Ms Flint is a fan because incorrect billing is the single biggest cause of customer complaints, and smart meters should put an end to estimated bills. Her concern is if costs get out of hand.

The Institute of Directors is more strident, calling for the scheme, whose roll-out is highly unlikely to hit its completion target of 2020, to be halted, altered or scrapped. It points out that even though a European Union directive gave birth to the initiative, 11 countries have ruled out installing new electricity meters, with most citing cost. Certainly, savings for customers will be marginal.

One MP, Adam Afriyie, suggested that a small camera fixed on to an existing meter could record readings regularly, possibly combined with a smartphone app, at a fraction of the price. There is a good argument for turning smart meters into a voluntary scheme or limiting the programme to the largest energy users.

Staging a rethink might not be top of a to-do list for any new government. As someone who wrote plenty on the costly NHS IT malfunction at the hands of Accenture, iSoft and friends, I’d say if saving money is still on the agenda, it shouldn’t be far off the top.

Exit Mark Clare, after rebuilding from rubble

Hard hats off to Mark Clare, the chief executive leaving Barratt Developments after nine years in charge. Who would have thought he would be going out on a high after the near-death experience caused by his £2.2bn takeover of rival housebuilder Wilson Bowden just as the property market neared meltdown?

Barratt was left with debts of £1.6bn and had to sack staff, mothball projects and launch a £720m rights issue.
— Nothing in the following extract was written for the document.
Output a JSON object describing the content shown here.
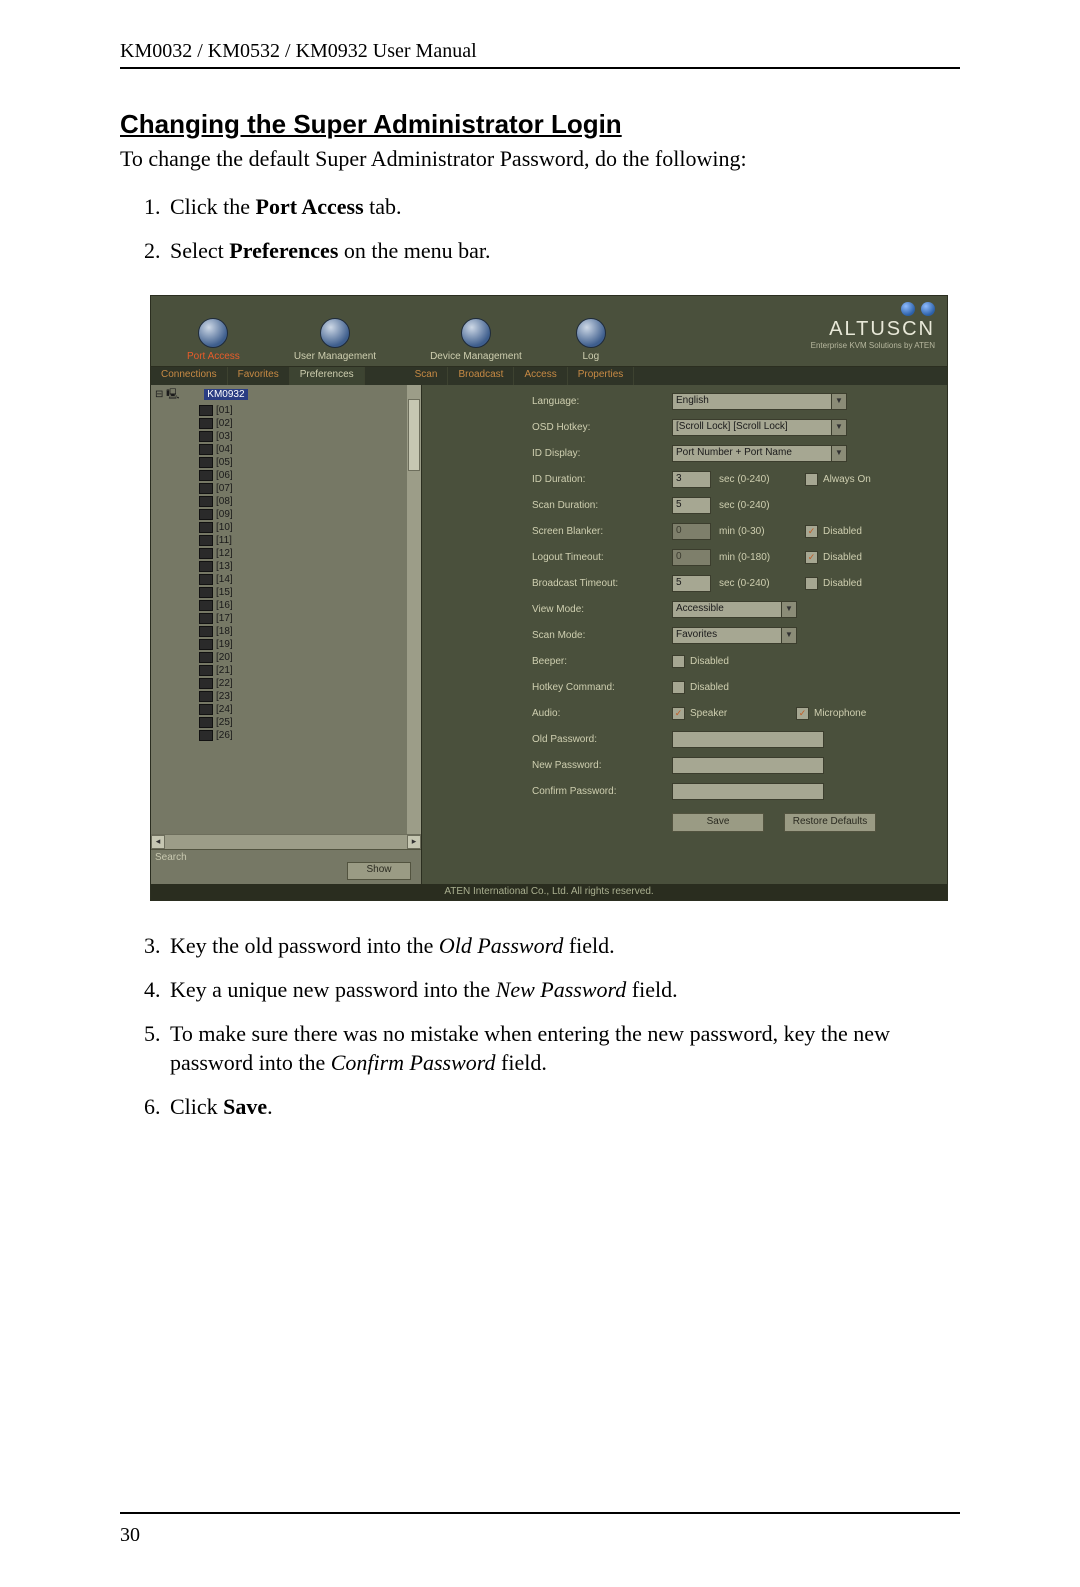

After that drama, some bosses – assuming they managed to cling on to their jobs – might have headed for the exit at the earliest safe opportunity. For me, that was when Barratt restored the dividend in 2013 after a five-year gap.

Mr Clare was keen to hang on longer and thought the company gained character from going through the mill. He never built as many houses as the Government would have liked, but investors who took fright in the early days will hope his successor David Thomas can  emulate him.